Which brings me back to officership. I think I'm OK at it, although I know there are those I've met throughout my career who would disagree - some in a positive direction, some in a negative direction. So it goes. But I believe my true value is in equipping the next generation of Wingmen and warriors. In the hopes of doing just that, I'd like to share some things I wish someone had told me when I was a junior officer. I hope this will be useful to some of you.

First, good officers leave their ego at the door. I thought I was a pretty big deal coming out of Reserve Officer Training Corps. A distinguished graduate with a good GPA, I had won a spot in a competitive Air Force Institute of Technology program to stay in school and get my master's degree in environmental engineering. I thought I had a glorious career ahead of me fixing the Air Force's environmental issues. But less than two years into my first job, a "guaranteed" four-year controlled tour as an environmental engineer, I was hit with a non-voluntary assignment in a completely different career area. I still vividly recall the moment when I angrily picked up the phone and called the AFIT commandant's office to complain about how little Air Force Personnel Center thought about their school. A word of advice: Don't do that ever. The rebuke from the officer on the line, telling me to grow up and do my duty (followed by his phone call to my commander), still stings a bit. Talk about a learning moment. Bottom line is, even if you actually are a big deal (and I was not) the Air Force is bigger - be humble.

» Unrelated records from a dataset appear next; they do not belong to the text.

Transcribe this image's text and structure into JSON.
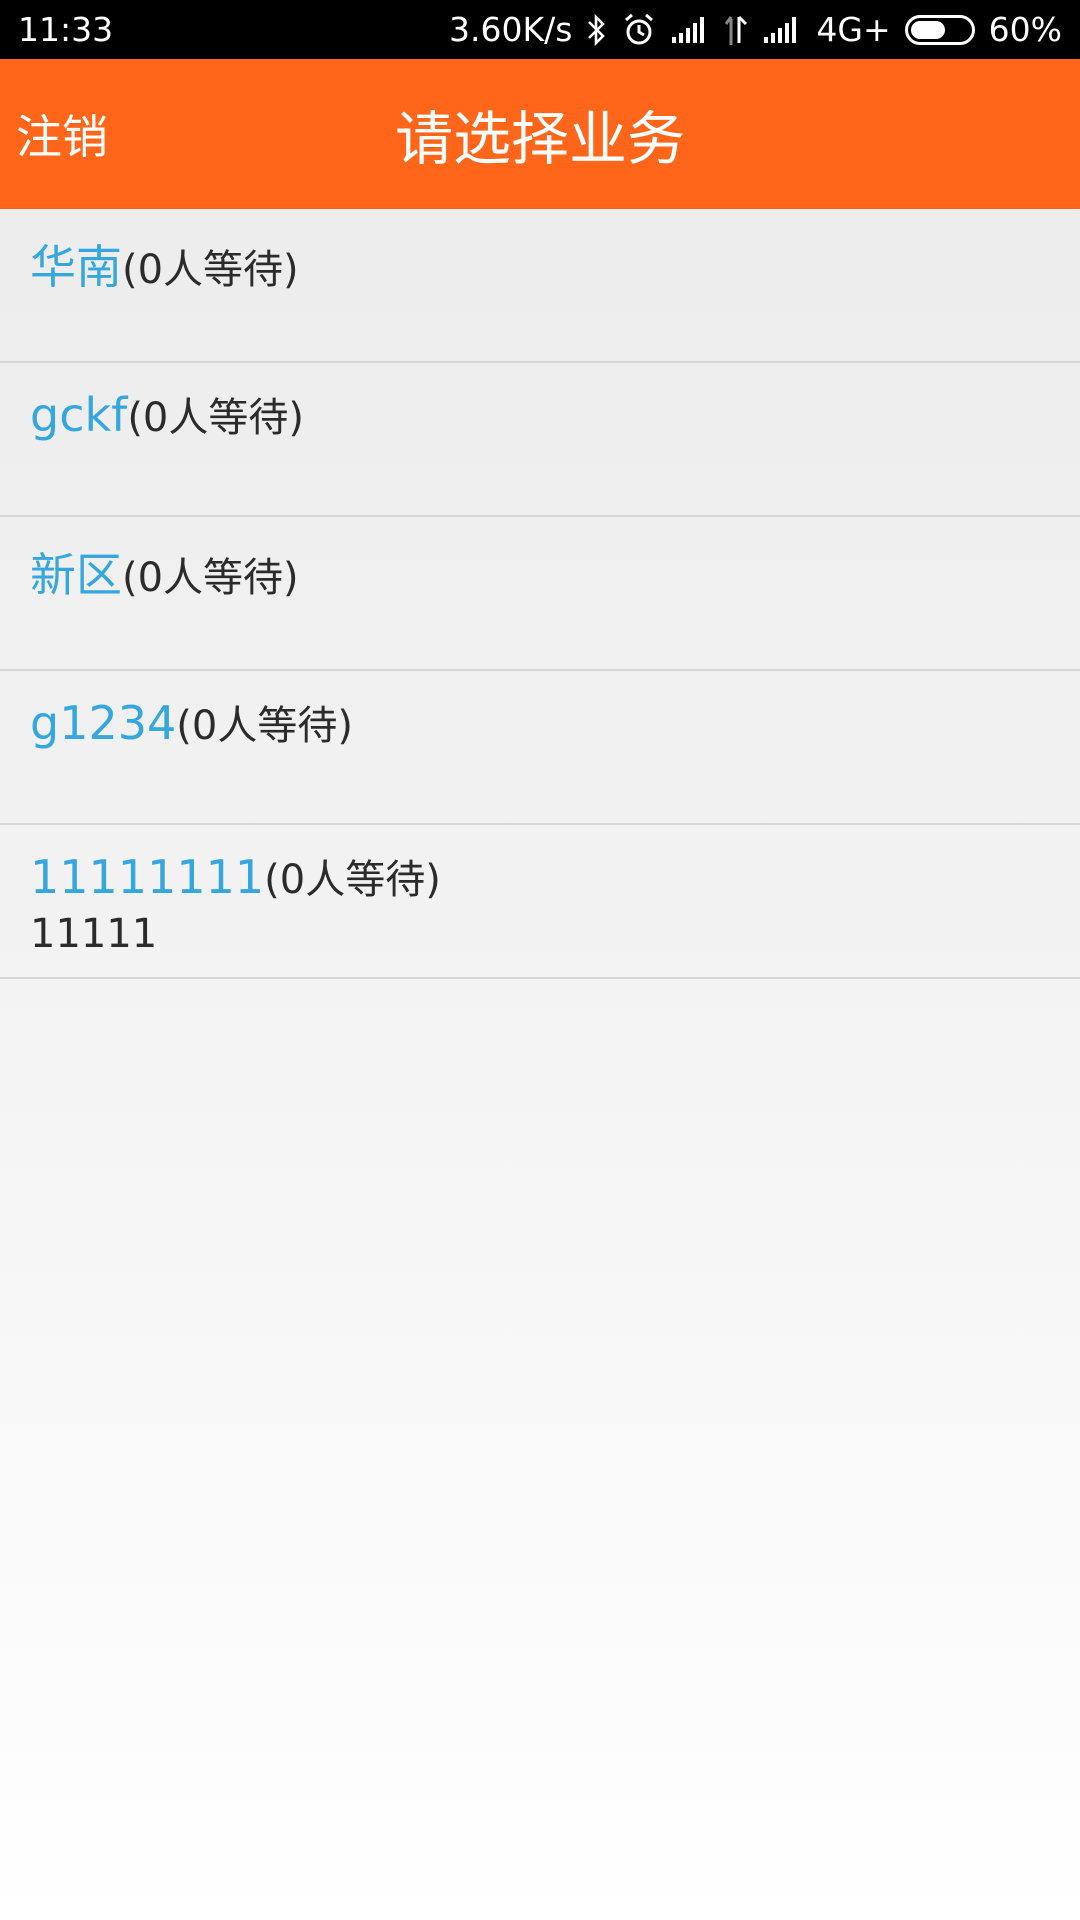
{
  "status_bar": {
    "time": "11:33",
    "speed": "3.60K/s",
    "network": "4G+",
    "battery": "60%",
    "battery_level": 0.6,
    "icons": [
      "bluetooth-icon",
      "alarm-icon",
      "signal-icon",
      "data-arrows-icon",
      "signal-icon"
    ]
  },
  "header": {
    "logout_label": "注销",
    "title": "请选择业务",
    "background_color": "#ff661a"
  },
  "services": [
    {
      "name": "华南",
      "wait": "(0人等待)",
      "desc": ""
    },
    {
      "name": "gckf",
      "wait": "(0人等待)",
      "desc": ""
    },
    {
      "name": "新区",
      "wait": "(0人等待)",
      "desc": ""
    },
    {
      "name": "g1234",
      "wait": "(0人等待)",
      "desc": ""
    },
    {
      "name": "11111111",
      "wait": "(0人等待)",
      "desc": "11111"
    }
  ],
  "colors": {
    "accent_name": "#35a7de",
    "text": "#2b2b2b"
  }
}
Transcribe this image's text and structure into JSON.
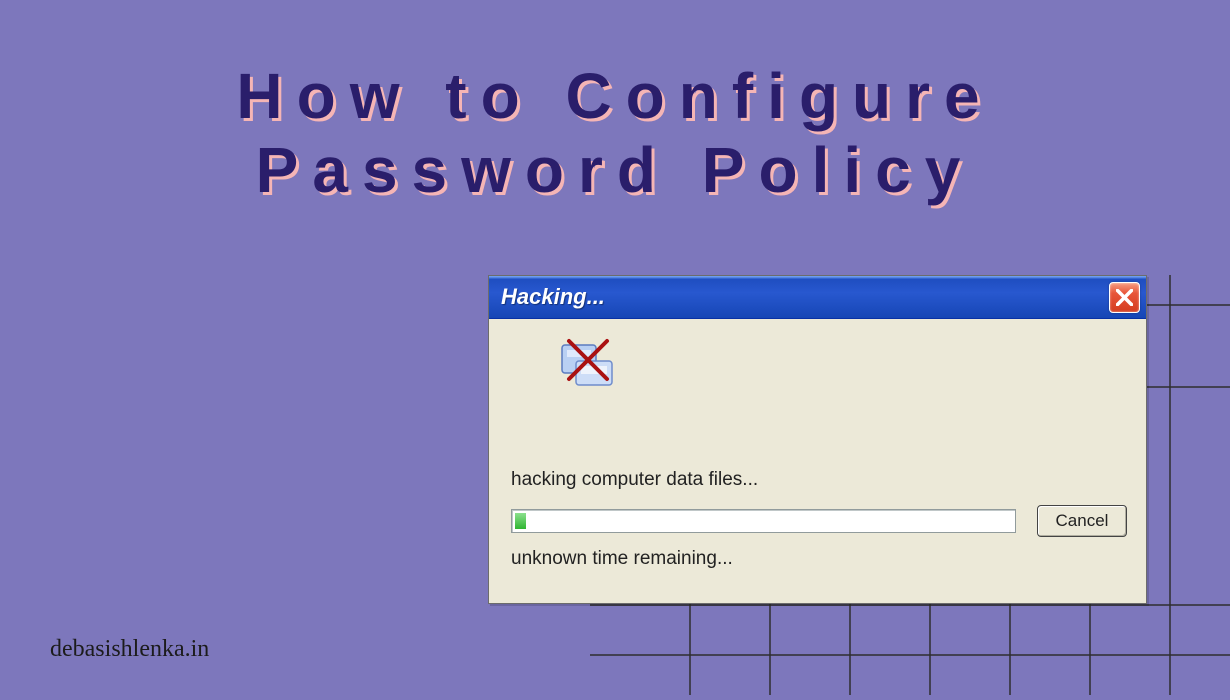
{
  "header": {
    "title_line1": "How to Configure",
    "title_line2": "Password Policy"
  },
  "watermark": "debasishlenka.in",
  "dialog": {
    "title": "Hacking...",
    "close_label": "Close",
    "status_text": "hacking computer data files...",
    "time_text": "unknown time remaining...",
    "cancel_label": "Cancel",
    "progress_percent": 2
  }
}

Next, good officers learn everything they can. Once I left my environmental job behind, I touched so many other areas, and I found that I had to learn them all in order to be effective and credible. Since then, I've fixed electrical problems at a hangar in the south of France, negotiated a real property transfer with the Italian government, managed a billion dollars-worth of construction projects in Iraq (yes, I said billion), helped build the Air Force's fiscal 2010 budget, rebuilt it after the Bush Administration became the Obama Administration, advocated to the House Armed Service Committee on behalf of the Air Force, and had the distinct pleasure to lead the 341st Civil Engineer Squadron and work for the 341st Mission Support Group here at Malmstrom. As the 341st MSG deputy commander, I've spent hours getting to know squadrons that I knew very little about a year ago. I've learned about communications systems, food service operations, civilian personnel, vehicle management, contracting, etc. Every job and every task helped prepare me for the next challenge. Sooner than you think, you'll lead Airmen, and they'll have vastly different backgrounds and areas of expertise. If you're lucky, you'll command flights and squadrons (and groups and wings and, well, you get the picture) that you know little about. Your ability to lead will depend on your knowledge and experience, so keep learning.

Final note: good officers are well-rounded, so balance your life. Your ability to lead through difficult times will depend on your mental, physical and spiritual health just as much as your knowledge and expertise, so find time for yourself.

Good luck. I'm looking forward to serving with you for many more good years.